Toxic chemicals and Developmental Disorders
I keep reading articles in the newspaper where ‘experts’ inform the ignorant masses that we are wasting our money buying organic food because scientific studies show that there is no nutritional difference between the two. What a red herring argument! Why are they wasting money studying the wrong question?
People are buying organic products to reduce the toxic load on their bodies. It is not about the level of nutrients. We are sick of being slowly poisoned by the toxic chemical build-up from our food, products in our houses and workplace, in the air, in our water, in our soils and oceans.
I have a strong interest in organic issues because of the relationship between pesticides/ toxic chemicals and developmental disorders such as Autism Spectrum Disorders (ASD) and ADHD (attention deficit hyperactivity disorder).
For decades scientists thought autism was primarily a genetic disorder. Recently there has been an acknowledgement that environmental factors such as pesticides and other chemicals play a significant role in the cause of autism.
Dr Phillip Landrigan has been investigating the impact of environmental toxicants on the development of children since the seventies. It was his landmark work with the CDC that resulted in the banning of lead from petrol, gas and paint – legislation which resulted in a reduction in cases of lead poisoning by over 90% in the US.
Landrigan believes there is a relationship between environmental exposure in early pregnancy and autism*. He cites studies which have implicated Valproic Acid and insecticides such as chlorpyrifos in the development of autism. He states that in the past decade studies have shown that phthalates, brominated flame retardants, and certain pesticides are linked to lower IQ, attention deficit disorder and the Pervasive Developmental Disorders.
Infants and children are more susceptible to the effects of toxic substances, due to their size and the nature of the developing brain and nervous system. Scientists are now starting to believe that the genetics of some children with developmental disorders such as autism makes them even more vulnerable to environmental toxicants, including an impaired ability to detoxify the toxins once they have entered the body.
Landrigan will be one of the leaders of the National Children’s Study which will ‘examine the effects of environmental influences on the health and development of 100,000 children across the United States, following them from birth to age 21’. This study is urgently needed but progress will be slow.
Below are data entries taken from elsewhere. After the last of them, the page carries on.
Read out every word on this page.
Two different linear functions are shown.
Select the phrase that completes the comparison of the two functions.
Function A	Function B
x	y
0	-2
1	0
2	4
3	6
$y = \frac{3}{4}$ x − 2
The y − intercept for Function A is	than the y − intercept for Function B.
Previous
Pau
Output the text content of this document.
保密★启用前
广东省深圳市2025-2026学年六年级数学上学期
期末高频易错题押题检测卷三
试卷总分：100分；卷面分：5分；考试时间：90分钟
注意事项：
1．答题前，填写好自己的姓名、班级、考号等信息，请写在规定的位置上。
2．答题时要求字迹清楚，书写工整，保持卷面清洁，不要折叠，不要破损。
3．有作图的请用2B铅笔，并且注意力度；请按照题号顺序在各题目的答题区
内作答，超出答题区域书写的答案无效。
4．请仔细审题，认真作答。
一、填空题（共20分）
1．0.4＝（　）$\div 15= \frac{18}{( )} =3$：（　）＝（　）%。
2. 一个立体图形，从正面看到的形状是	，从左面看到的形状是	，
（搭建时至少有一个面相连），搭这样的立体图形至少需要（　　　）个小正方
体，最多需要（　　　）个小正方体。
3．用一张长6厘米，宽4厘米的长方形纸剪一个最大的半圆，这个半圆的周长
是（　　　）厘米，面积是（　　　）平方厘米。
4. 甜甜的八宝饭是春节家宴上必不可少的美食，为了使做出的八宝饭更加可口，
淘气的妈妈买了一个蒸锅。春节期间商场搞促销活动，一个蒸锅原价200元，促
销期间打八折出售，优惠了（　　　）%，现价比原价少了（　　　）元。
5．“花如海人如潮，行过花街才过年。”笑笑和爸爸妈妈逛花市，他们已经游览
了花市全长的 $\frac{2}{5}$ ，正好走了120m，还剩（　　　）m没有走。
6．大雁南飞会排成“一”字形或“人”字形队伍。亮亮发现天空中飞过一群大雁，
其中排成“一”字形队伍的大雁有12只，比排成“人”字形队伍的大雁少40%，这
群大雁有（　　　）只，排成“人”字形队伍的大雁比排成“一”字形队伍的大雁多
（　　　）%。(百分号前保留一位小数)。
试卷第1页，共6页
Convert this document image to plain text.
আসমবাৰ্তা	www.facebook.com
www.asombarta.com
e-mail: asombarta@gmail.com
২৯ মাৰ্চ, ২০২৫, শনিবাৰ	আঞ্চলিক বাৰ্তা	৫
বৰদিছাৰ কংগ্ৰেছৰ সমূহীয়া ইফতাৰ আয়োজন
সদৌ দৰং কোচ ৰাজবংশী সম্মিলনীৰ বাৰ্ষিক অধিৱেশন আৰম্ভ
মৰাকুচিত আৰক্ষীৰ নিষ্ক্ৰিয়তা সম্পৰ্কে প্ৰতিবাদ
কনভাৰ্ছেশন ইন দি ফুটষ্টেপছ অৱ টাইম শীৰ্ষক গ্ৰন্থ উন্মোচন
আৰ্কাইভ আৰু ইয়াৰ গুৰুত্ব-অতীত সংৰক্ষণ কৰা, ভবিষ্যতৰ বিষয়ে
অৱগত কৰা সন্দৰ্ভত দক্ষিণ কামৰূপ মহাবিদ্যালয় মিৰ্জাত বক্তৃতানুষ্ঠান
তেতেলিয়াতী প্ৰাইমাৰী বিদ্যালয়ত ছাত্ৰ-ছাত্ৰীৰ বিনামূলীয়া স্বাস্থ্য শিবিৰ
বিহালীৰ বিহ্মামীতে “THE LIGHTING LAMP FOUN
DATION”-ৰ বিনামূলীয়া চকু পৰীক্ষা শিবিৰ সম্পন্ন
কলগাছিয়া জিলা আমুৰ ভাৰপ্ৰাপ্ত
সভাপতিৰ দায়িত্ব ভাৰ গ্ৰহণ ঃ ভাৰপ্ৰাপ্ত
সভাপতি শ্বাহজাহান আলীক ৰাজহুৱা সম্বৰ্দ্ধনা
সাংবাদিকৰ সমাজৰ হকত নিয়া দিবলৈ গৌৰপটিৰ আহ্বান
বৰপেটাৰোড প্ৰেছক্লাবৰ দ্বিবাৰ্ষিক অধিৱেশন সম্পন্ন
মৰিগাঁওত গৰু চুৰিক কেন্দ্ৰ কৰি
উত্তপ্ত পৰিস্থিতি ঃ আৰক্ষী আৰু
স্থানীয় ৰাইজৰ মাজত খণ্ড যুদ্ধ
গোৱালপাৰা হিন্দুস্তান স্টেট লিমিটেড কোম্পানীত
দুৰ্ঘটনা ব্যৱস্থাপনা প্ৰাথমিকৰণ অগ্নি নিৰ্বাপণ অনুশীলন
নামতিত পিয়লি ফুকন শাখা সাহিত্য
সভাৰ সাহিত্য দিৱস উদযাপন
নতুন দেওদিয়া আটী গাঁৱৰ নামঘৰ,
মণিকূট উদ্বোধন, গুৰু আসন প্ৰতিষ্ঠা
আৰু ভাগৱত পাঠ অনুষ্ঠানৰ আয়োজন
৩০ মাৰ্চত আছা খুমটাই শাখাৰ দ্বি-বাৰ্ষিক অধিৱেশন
In the meantime I would suggest everyone reduce the toxic load through whatever means possible, for example:
* Buy or grow organic produce and products if you can afford to;
* Look at the ingredients lists on your soap, shampoo, makeup, toothpaste, food, perfumes, medications, detergents, cleaning products and go with the ones that have the least amount of chemicals;
* Filter tap water;
* Think about the toxicity of things around the house and in your car (carpets, paint, mercury-filled lamps, and flame retardant materials) and what you can do to reduce exposure. You can buy non-toxic cleaning supplies and use natural cleansers and germicides such as vinegar and tea tree oil. You can use non-VOC (volatile organic compounds) paints and avoid carpet (carpets trap dirt, allergens and are manufactured with many toxic chemicals).
It’s hard to make changes to purchasing habits but even small changes have an impact so give it a go.
* Landrigan, P (2010) What causes autism? Exploring the environmental contribution. Current Opinion in Pediatrics, 22.